# Formula 1 with 104 year old camera



## snoke (Aug 15, 2017)

http://www.intoourworld.com/photographer-shoots-formula-1-with-104-year-old-camera-and-heres-the-results/

... when you've got 20 photos, not 20fps.


----------



## Maximilian (Aug 21, 2017)

Cool! 

Thanks for sharing.


----------



## Chaitanya (Aug 24, 2017)

snoke said:


> http://www.intoourworld.com/photographer-shoots-formula-1-with-104-year-old-camera-and-heres-the-results/
> 
> ... when you've got 20 photos, not 20fps.


I remember watching GP on tv and wondering why that old camera was in use until I read the article and after seeing results was certainly impressed.


----------



## Click (Aug 24, 2017)

Thank you for sharing.


----------



## Mt Spokane Photography (Sep 3, 2017)

Photographers took some amazing photos over the past 140 years with only one shot. Then it was cover the plate or film, flip the holder over, remove the film / plate cover on the other side of the holder, and wait for the next good opportunity.

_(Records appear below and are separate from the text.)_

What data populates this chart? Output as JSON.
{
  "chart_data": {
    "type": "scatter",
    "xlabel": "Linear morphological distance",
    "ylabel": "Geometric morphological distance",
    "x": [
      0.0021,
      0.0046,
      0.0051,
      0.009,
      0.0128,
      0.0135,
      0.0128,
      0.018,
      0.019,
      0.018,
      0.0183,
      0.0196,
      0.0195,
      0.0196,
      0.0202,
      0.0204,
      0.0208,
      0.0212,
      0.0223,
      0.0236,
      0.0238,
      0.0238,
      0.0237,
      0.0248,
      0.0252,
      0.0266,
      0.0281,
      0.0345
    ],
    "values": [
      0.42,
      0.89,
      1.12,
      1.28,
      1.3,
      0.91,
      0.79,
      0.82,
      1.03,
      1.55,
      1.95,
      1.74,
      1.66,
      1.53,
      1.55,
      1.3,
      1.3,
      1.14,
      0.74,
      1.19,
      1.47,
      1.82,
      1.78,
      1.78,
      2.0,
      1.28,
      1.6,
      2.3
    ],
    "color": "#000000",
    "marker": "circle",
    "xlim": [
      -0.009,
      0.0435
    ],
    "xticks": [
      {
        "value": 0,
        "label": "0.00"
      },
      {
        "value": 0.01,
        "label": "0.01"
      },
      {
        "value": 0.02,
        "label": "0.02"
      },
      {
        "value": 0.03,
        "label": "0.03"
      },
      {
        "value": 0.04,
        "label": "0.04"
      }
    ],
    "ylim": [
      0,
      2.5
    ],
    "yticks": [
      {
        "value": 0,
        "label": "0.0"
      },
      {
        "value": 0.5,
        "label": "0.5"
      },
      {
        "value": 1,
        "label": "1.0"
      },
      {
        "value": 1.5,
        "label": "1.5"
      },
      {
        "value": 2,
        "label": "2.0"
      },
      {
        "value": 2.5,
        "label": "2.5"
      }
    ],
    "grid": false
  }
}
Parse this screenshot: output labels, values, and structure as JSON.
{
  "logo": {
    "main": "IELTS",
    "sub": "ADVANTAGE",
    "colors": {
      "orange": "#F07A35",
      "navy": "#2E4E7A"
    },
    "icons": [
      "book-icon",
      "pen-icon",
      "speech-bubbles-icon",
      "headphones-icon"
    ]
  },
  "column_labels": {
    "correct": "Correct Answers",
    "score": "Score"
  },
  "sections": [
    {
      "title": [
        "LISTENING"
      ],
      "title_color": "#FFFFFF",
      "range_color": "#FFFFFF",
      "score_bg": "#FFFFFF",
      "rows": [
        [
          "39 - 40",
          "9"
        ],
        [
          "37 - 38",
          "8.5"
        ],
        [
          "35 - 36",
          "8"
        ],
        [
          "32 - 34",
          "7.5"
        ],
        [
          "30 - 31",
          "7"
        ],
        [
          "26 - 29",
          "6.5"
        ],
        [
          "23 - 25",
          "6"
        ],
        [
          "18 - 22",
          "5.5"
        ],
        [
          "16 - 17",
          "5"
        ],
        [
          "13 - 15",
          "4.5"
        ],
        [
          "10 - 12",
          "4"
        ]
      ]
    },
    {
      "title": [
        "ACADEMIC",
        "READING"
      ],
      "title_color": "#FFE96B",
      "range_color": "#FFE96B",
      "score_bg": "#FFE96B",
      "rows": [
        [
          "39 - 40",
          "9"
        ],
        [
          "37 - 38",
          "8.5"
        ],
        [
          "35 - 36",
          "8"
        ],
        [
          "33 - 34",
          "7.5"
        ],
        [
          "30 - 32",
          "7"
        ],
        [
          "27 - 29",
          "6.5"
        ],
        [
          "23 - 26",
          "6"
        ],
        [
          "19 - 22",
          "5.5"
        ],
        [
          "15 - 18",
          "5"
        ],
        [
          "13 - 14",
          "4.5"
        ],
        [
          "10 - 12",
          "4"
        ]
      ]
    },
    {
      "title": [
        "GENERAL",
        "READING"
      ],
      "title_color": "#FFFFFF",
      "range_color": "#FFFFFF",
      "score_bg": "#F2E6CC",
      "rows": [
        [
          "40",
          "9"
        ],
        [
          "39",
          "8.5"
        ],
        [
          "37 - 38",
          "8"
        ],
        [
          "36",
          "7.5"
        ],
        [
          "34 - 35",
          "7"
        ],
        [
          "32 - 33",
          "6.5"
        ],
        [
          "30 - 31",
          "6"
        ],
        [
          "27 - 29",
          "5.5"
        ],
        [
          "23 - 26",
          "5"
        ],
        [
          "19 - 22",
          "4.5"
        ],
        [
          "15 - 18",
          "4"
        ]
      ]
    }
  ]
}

I have used 10 fps at racing events, but in the end, after going thru hundreds of images, I would have took the preferred one 9 of 10 times with one shot. 

The only time I found high fps a potential necessity was trying to capture a arrow in flight, and the end of a bull whip at faster than the speed of sound. Then, 10 fps was not even in the ballpark.


----------